D’habitude, on discute avec nos invité·es des résultats de recherche en psychologie. Aujourd’hui, on va évoquer une thématique un peu différente: on va se demander comment les scientifiques s’y prennent pour obtenir ces résultats, et quels problèmes iels rencontrent sur leur chemin. En particulier, on va parler de ce qu’il se passe quand le processus scientifique ne fonctionne pas comme prévu, et amène à quelque chose qu’on appelle souvent la crise de la réplication. Pour ce faire, nous avons invité Amélie Bret, Maîtresse de conférence à l’Université de Nantes.

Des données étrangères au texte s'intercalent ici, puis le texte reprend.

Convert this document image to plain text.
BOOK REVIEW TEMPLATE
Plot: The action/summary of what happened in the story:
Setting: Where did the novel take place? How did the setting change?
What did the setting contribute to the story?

Son travail porte entre autres sur la métascience. La métascience, c’est la réflexion sur, et l’investigation des pratiques scientifiques, la “science des sciences”, si l’on veut. Amélie utilise les modèles et connaissances de la psychologie sociale pour investiguer l’évolution de la science. Elle fait également partie du projet “Slowpen Science”, qui s’engage pour la mise en oeuvre de nouvelles pratiques scientifiques de façon bienveillante. Car, oui, le monde de la science est parfois vu comme une jungle où seul·es celleux qui parviennent à publier leurs travaux dans des revues plus ou moins prestigieuses, survivent, laissant les moins performants sur le côté.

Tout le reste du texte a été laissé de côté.